"I am making you a drawing"



Plantu rarely seems happier than when he gets the chance to verbally share what he is putting on paper as part of his act of drawing.


Screenshot from the video underneath

This little video is from a series of eight made for the International Women's Day on March 8 this year in which he would take out an old drawing to study the how and why it came about:







And so Plantu would not be Plantu unless he immediately reached for a pen to continue drawing with one arm energetically on what has just been made and often still wet. His forte is in drawing as process; he is the narrator from whom new facets of the tale constantly sprout onto the paper until the whole surface is covered. As his beholders we meet a drawing consisting of a central problem or question from which has developed chains of ideas each of which has spawned a new one that in its place has produced another. Each of them reflecting an aspect of the original problem put onto paper, with the chains of ideas twisting and twirling across the plane.

The process has basic similarities to a debate, and as Plantu publishes his daily cartoon on the front page of Le Monde, his drawing equals a written editorial. He draws a first outline of a problem or issue just as a written piece would have been drawn up, discussing the implications while making his own position clear. In all meanings of the word this is proof of the drawing as an intellectual medium. His personal inference is never a final say, instead his pictorial signature is a mouse running everywhere wondering, examining and exposing and thus adding to the overall discussion on the picture plane. This is drawing taking place in time, unfolding in space.


Screenshot from the video above

Je te fais un dessin - I am making you a drawing – is one of the most delightful headlines in international cartooning today.


It is of course by Plantu and crowns the full pages of Le Monde, in which he takes a wider view on specific topics each time bringing together the takes from a handful of cartoonists. The cartoonists all represent the Cartooning for Peace of the United Nations, of which Plantu and Kofi Annan were the founding fathers. Cartooning for Peace is in fact a true offspring of the UN in that it has created a platform for dialogue not least among the professional cartoonists themselves. 
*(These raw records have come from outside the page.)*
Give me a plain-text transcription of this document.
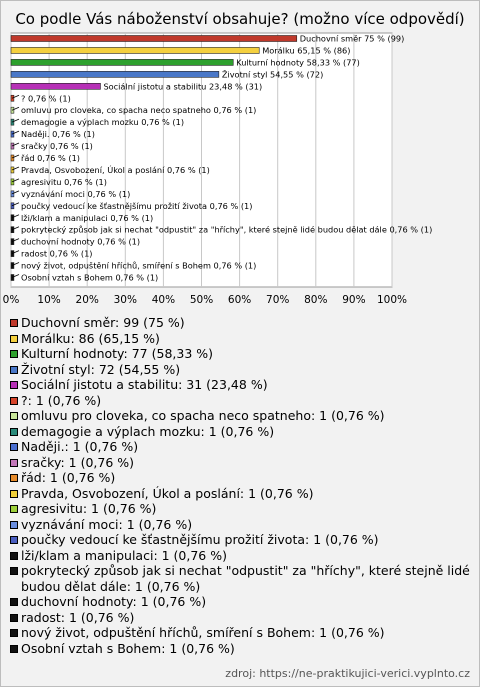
Co podle Vás náboženství obsahuje? (možno více odpovědí)
Duchovní směr 75 % (99)
Morálku 65,15 % (86)
Kulturní hodnoty 58,33 % (77)
Životní styl 54,55 % (72)
Sociální jistotu a stabilitu 23,48 % (31)
? 0,76 % (1)
omluvu pro cloveka, co spacha neco spatneho 0,76 % (1)
demagogie a výplach mozku 0,76 % (1)
Naději. 0,76 % (1)
sračky 0,76 % (1)
řád 0,76 % (1)
Pravda, Osvobození, Úkol a poslání 0,76 % (1)
agresivitu 0,76 % (1)
vyznávání moci 0,76 % (1)
poučky vedoucí ke šťastnějšímu prožití života 0,76 % (1)
lži/klam a manipulaci 0,76 % (1)
pokrytecký způsob jak si nechat "odpustit" za "hříchy", které stejně lidé budou dělat dále 0,76 % (1)
duchovní hodnoty 0,76 % (1)
radost 0,76 % (1)
nový život, odpuštění hříchů, smíření s Bohem 0,76 % (1)
Osobní vztah s Bohem 0,76 % (1)
0% 10% 20% 30% 40% 50% 60% 70% 80% 90% 100%
Duchovní směr: 99 (75 %)
Morálku: 86 (65,15 %)
Kulturní hodnoty: 77 (58,33 %)
Životní styl: 72 (54,55 %)
Sociální jistotu a stabilitu: 31 (23,48 %)
?: 1 (0,76 %)
omluvu pro cloveka, co spacha neco spatneho: 1 (0,76 %)
demagogie a výplach mozku: 1 (0,76 %)
Naději.: 1 (0,76 %)
sračky: 1 (0,76 %)
řád: 1 (0,76 %)
Pravda, Osvobození, Úkol a poslání: 1 (0,76 %)
agresivitu: 1 (0,76 %)
vyznávání moci: 1 (0,76 %)
poučky vedoucí ke šťastnějšímu prožití života: 1 (0,76 %)
lži/klam a manipulaci: 1 (0,76 %)
pokrytecký způsob jak si nechat "odpustit" za "hříchy", které stejně lidé budou dělat dále: 1 (0,76 %)
duchovní hodnoty: 1 (0,76 %)
radost: 1 (0,76 %)
nový život, odpuštění hříchů, smíření s Bohem: 1 (0,76 %)
Osobní vztah s Bohem: 1 (0,76 %)
zdroj: https://ne-praktikujici-verici.vyplnto.cz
Until recently cartoon art was defined as a national medium, something only to be understood within its own national borders. Tacit cultural codes including humor - and all that. Now the cartoonists define themselves internationally, which is not just a consequence of the social media, but the simple fact that they have come to know each other personally.


The drawing before us was made 30 years ago and is now getting new heads next to the original to show how the attitude to women has changed all too little. The sparing number of lines emphasize how the woman is a type, just as the man is one in his gravity, and so they are both redrawn next to their original aspects to show how and what they stand for.

Screenshot from the video above
A drawing from his hand is never a given. It is a process, continuously happening.